Nesta terça-feira (19h, RTP1), o Mundial vai ter uma meia-final entre duas selecções que abusam dos seus génios, a Argentina de Lionel Messi contra a Croácia de Luka Modric. Depois de quase uma década a jogarem um contra o outro na liga espanhola, este duelo de “10” será a despedida de um deles dos Mundiais de futebol (não será bem assim, porque ainda há o jogo do terceiro lugar) e que dará a oportunidade ao outro de ser campeão do mundo. Um título que ficaria muito bem no currículo de Messi ou de Modric, dois dos melhores e mais titulados jogadores das últimas duas décadas e que ainda estão na plena posse dos seus poderes, como se tem visto ao longo das últimas semanas.

A Argentina abusa de Messi (170 internacionalizações/95 golos) e a Croácia abusa de Modric (160/23), eles sabem disso e não se importam. Não são jogadores comparáveis, mas a sua influência é. A importância de Messi é mais visível nos golos e nas assistências – já marcou quatro e já deu dois a marcar, e tem sido ele a arrastar, mais uma vez, a Argentina no Mundial. O médio do Real Madrid ainda não marcou (a não ser no desempate por penáltis com o Brasil e foi logo o primeiro a marcar) e não assistiu, mas, vendo os jogos da Croácia, a sua importância é clara: passa tudo por ele.

“A forma como ele joga é inacreditável. Não se cansa e não desaparece quando o jogo vai a prolongamento”, diz Zlatko Dalic, seleccionador croata, sobre o seu capitão de 37 anos, que, nos cinco jogos já disputados, fez 201 passes certeiros para o último terço (quinto), 28 cruzamentos (quinto) e 39 recuperações de bola (terceiro). E Dalic vai dizendo que ainda vai precisar de Modric depois do Mundial, aconteça o que acontecer. “Este não vai ser o último torneio do Luka. Ele vai continuar a jogar pela Croácia, tenho a certeza absoluta.”

Claro que o meio-campo da Croácia não é só Modric. É Modric e os seus velhos companheiros de jornada, Brozovic e Kovacic, e é aqui que está a chave do jogo de resistência da selecção balcânica, que já jogou dois prolongamentos neste Mundial – fez o mesmo no Mundial 2018, em que foi finalista. Quando há problemas, os croatas olham para o meio, como diz Josip Juranovic, lateral-direito. “Eles são os melhores médios da história da Croácia.

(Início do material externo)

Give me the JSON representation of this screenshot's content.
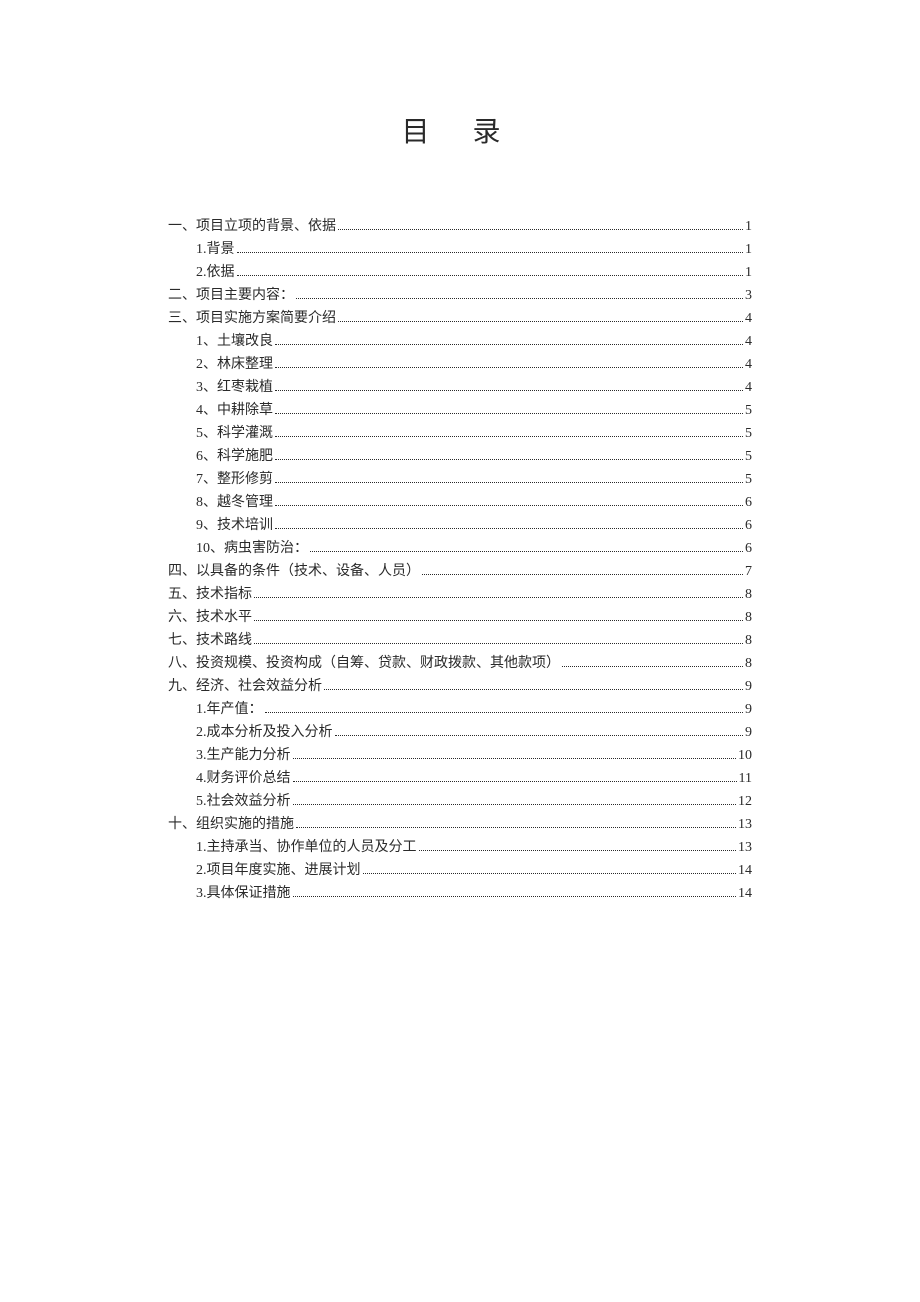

Quando lhes passamos a bola, é mais seguro do que meter o dinheiro no banco.”

Do lado argentino, Messi parece mais determinado que nunca em ser para esta “albiceleste” o que foi Maradona para a equipa campeão de 1986. Aos 35 anos, esta será a sua despedida de Mundiais pela sua própria admissão e, mesmo que ainda jogue mais um par de anos pelo PSG, ganhar outra vez a Ligue 1 ou uma Liga dos Campeões pelos milionários parisienses, o seu legado será definido pelo que fizer neste seu quinto Mundial. Ele já levou a Argentina a uma final, em 2014, e ficou com a consolação de ser eleito o melhor jogador do torneio, enquanto a Alemanha ficou com o título. Já se percebeu que Leo quer mais.

“Sempre foi assim, um ganhador. O mérito não é desta equipa técnica. Tem um orgulho e uma vontade enorme de jogar futebol que dá inveja”, considera Lionel Scaloni, seleccionador argentino e colega de equipa de Messi quando este se estreou em Mundiais, com 18 anos, no torneio de 2008. E Scaloni, tal como Dalic disse de Modric, também quer continuar a “abusar” do seu génio: “Vamos ver se continua, ou não. Vamos aproveitar. É o melhor para nós e para o futebol.”